With the 2025 NFL Draft getting underway with Round 1 on Thursday night in Green Bay, many analysts are rolling out their final mock drafts. This week, Daniel Jeremiah of NFL Network, author of multiple mock drafts, took a wide range of questions from the news media in a pre-draft conference call.
And although he addressed specific questions about teams' potential picks in the draft, the conference call kicked off with a question that previously had not been widely discussed: The impact of NIL (name, image and likeness) payments to football players (and in other sports) and how they may or may not influence decisions to leave school early and enter the NFL draft.
"I think it has a big impact, and I wouldn't say it's even specific to quarterback," Jeremiah said in response to the first question of the session. "I think other positions, it's had a bigger impact. I think in years past the easiest sell for an agent was to a running back, even if he had middling production, which was to say, 'Hey, you've got to start getting paid for these carries you have in your body as soon as possible.'
"So I thought you saw a lot of guys come out when maybe they weren't quite ready yet. And now those kids are getting paid either by their school or somebody else. And so they have opportunities, and it's kept a lot of those kids in school.

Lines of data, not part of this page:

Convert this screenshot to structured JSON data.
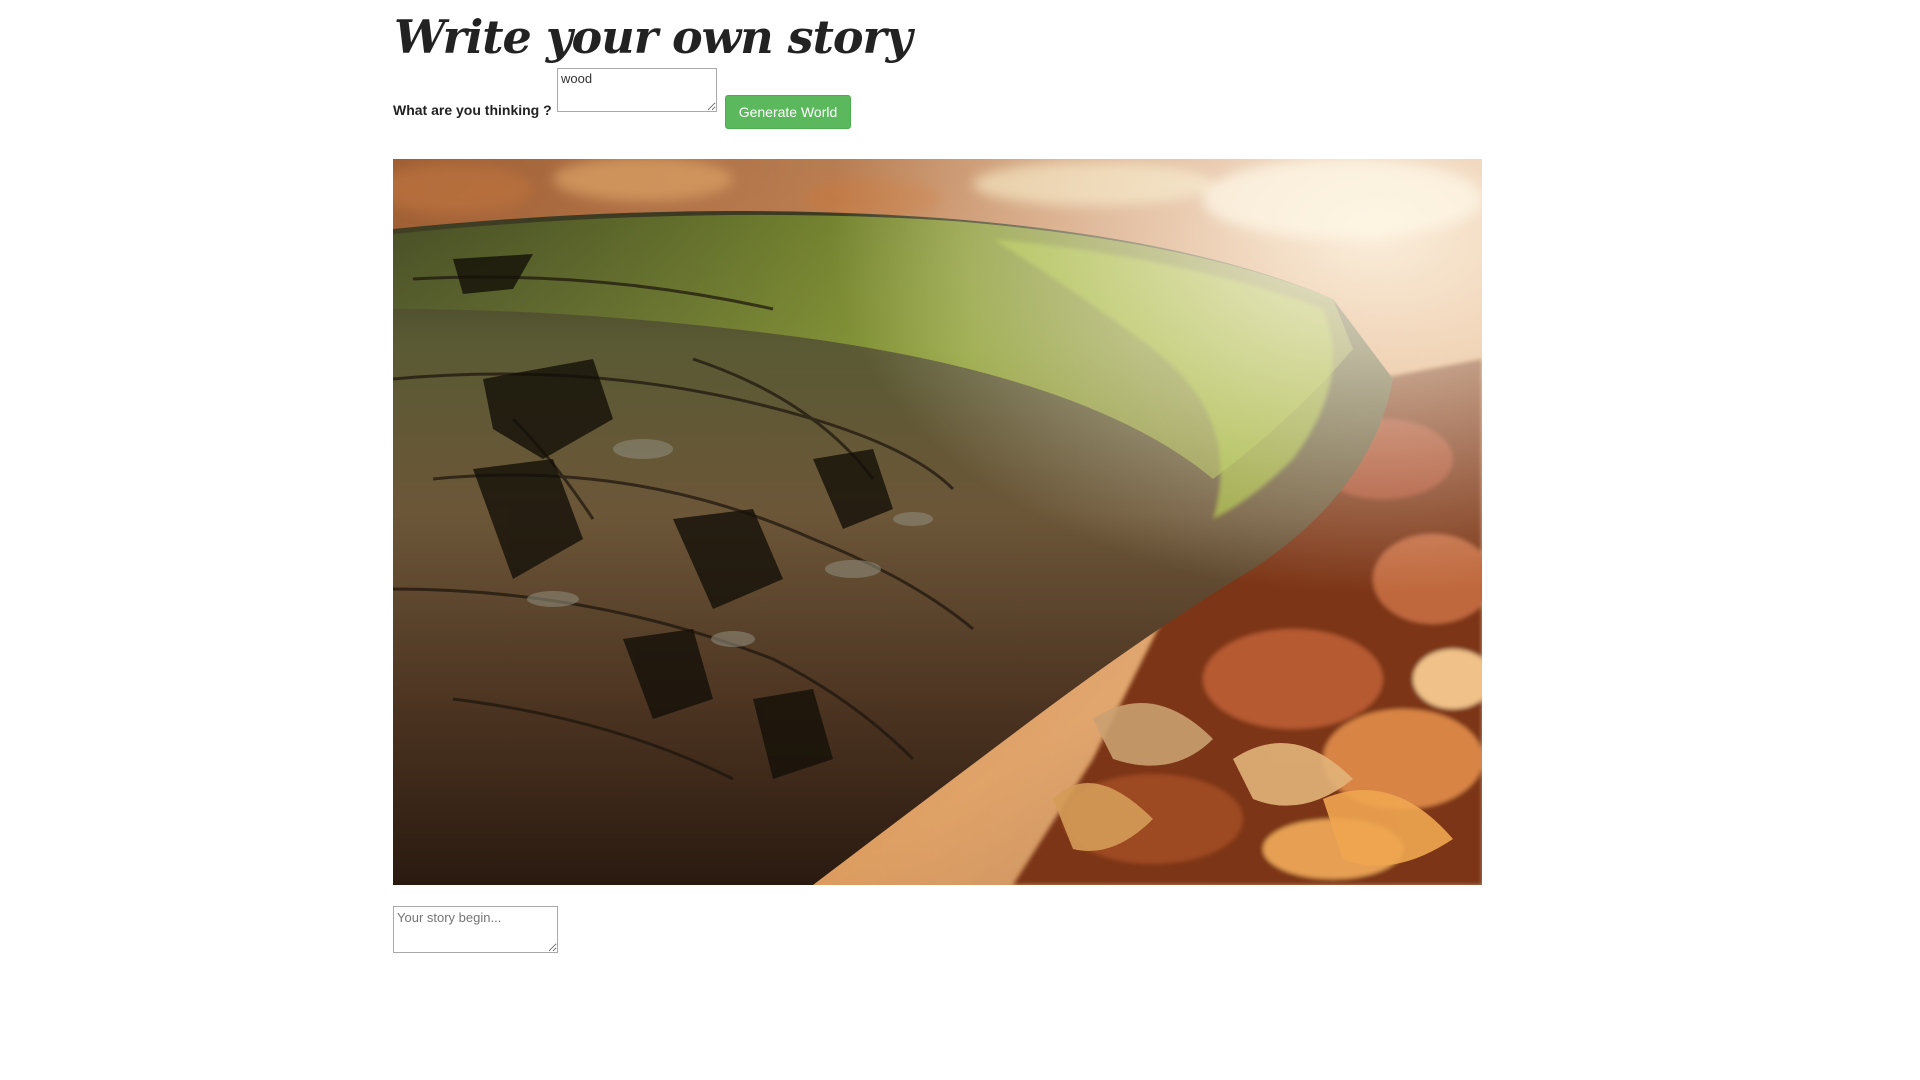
{
  "page": {
    "title": "Write your own story"
  },
  "prompt": {
    "label": "What are you thinking ?",
    "value": "wood"
  },
  "actions": {
    "generate_label": "Generate World"
  },
  "world_image": {
    "description_icon": "forest-log-photo"
  },
  "story": {
    "placeholder": "Your story begin...",
    "value": ""
  },
  "colors": {
    "button_bg": "#5cb85c",
    "button_border": "#4cae4c",
    "button_text": "#ffffff",
    "text": "#222222"
  }
}
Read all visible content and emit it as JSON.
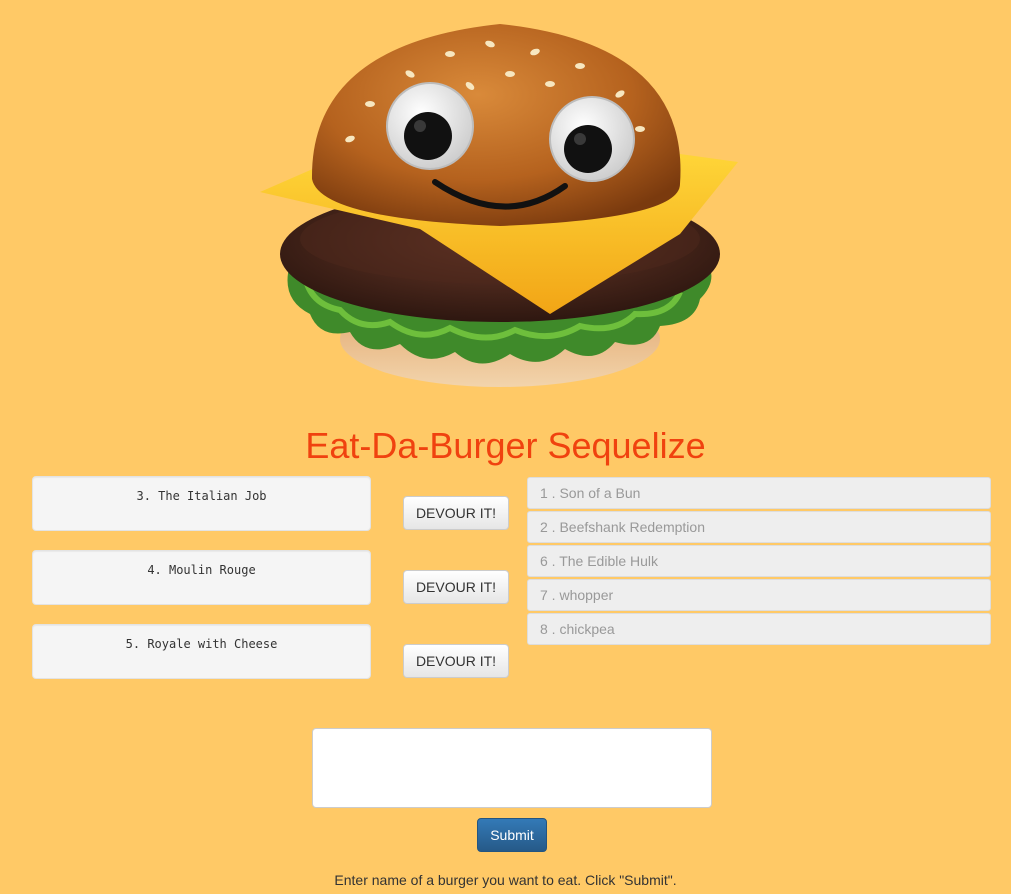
{
  "page": {
    "title": "Eat-Da-Burger Sequelize",
    "background_color": "#ffc966",
    "title_color": "#f0420f"
  },
  "uneaten_burgers": [
    {
      "label": "3. The Italian Job",
      "button_label": "DEVOUR IT!"
    },
    {
      "label": "4. Moulin Rouge",
      "button_label": "DEVOUR IT!"
    },
    {
      "label": "5. Royale with Cheese",
      "button_label": "DEVOUR IT!"
    }
  ],
  "devoured_burgers": [
    {
      "label": "1 . Son of a Bun"
    },
    {
      "label": "2 . Beefshank Redemption"
    },
    {
      "label": "6 . The Edible Hulk"
    },
    {
      "label": "7 . whopper"
    },
    {
      "label": "8 . chickpea"
    }
  ],
  "form": {
    "textarea_value": "",
    "submit_label": "Submit",
    "instructions": "Enter name of a burger you want to eat. Click \"Submit\"."
  },
  "images": {
    "mascot": "smiling-cheeseburger-with-googly-eyes"
  }
}
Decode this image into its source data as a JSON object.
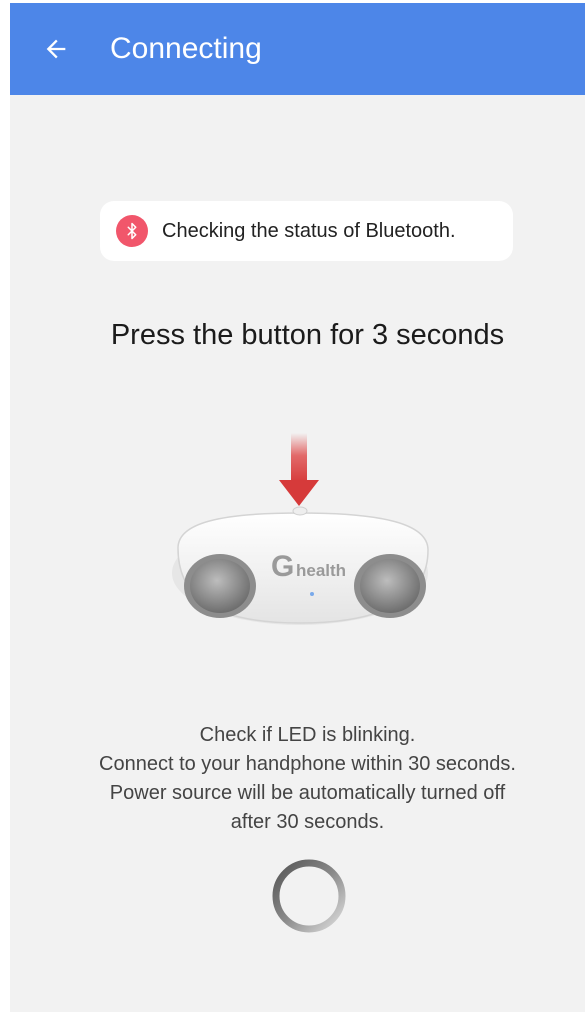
{
  "appbar": {
    "title": "Connecting",
    "back_icon": "arrow-left-icon",
    "color": "#4d86e8"
  },
  "bluetooth_status": {
    "icon": "bluetooth-icon",
    "icon_color": "#f1566b",
    "text": "Checking the status of Bluetooth."
  },
  "instruction_heading": "Press the button for 3 seconds",
  "device": {
    "brand_mark": "G",
    "brand_text": "health",
    "arrow_color": "#d63a3a"
  },
  "instructions": {
    "line1": "Check if LED is blinking.",
    "line2": "Connect to your handphone within 30 seconds.",
    "line3": "Power source will be automatically turned off",
    "line4": "after 30 seconds."
  },
  "loading": {
    "icon": "loading-spinner-icon"
  }
}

What ESPN's Adam Schefter Is Hearing
NFL insider Adam Schefter spent the last few weeks on the phone with front offices and coaching staffs seeking information before the draft.
In his look at the Jets, Schefter noted the "move in silence" philosophy HC Aaron Glenn spoke about during the NFL's Annual League Meeting in Palm Beach, FL in March. "There has been less talking out of their building as they begin to focus on how to turn around a team that went 5-12 last season," Schefter said.
He acknowledged that when it comes to the Green & White's plan, particularly with the No. 7 overall selection, has been "the subject of speculation, shrouded in more secrecy than usual."
He reported that Penn State TE Tyler Warren, who has been mentioned widely as a possible target for the Jets, "recently and quietly" did visit with club officials at 1 Jets Drive (he also met with the Giants). Warren is considered to be the top TE in the draft, a position the Jets will probably address at some point over the three-day draft. He is reportedly thought of highly by some in the organization, as is Missouri T Armand Membou.
"If the Jets target the other side of the ball, some people around the league believe Glenn could target a cornerback, with Texas' Jahdae Barron as an option," Schefter wrote. "Glenn, of course, played cornerback for 15 seasons in the NFL."
Leger Douzable of CBS Sports: 'I'm Going Trenches'
At No. 7 in the 2025 NFL Draft the New York Jets select ... and if it's up to CBS Sports Leger Douzable ... there's no argument who the answer to that intro will be: Missouri T Armand Membou
"You know me, I'm going trenches," he told team reporter Eric Allen during a draft preview last week. "I think putting Armand Membou with the other four starting guys [left to right, Olu Fashanu, John Simpson, Joe Tippmann and Alijah Vera-Tucker] would make one of the best young starting offensive lines in football. And when the Jets had success in 2010, 2011 it was based off a young, aggressive offensive line."
But what if the two top tackles -- Will Campbell of LSU and Membou -- are snapped up before the Jets are on the clock?
"That's why they were strategic in the kind of moves they made [in free agency]," Douzable said. "They went after guys that maybe didn't have their best career year the year before, but in the past have played really good football. So there's upside there. Talk about [Chukwuma] Okorafor, talk about Josh Meyers and I think that's a reason they brought those guys in so they wouldn't feel pigeonholed and feel like we have to take a right tackle with our first pick. But I just think the writing's on the wall, Membou has the highest upside in this draft."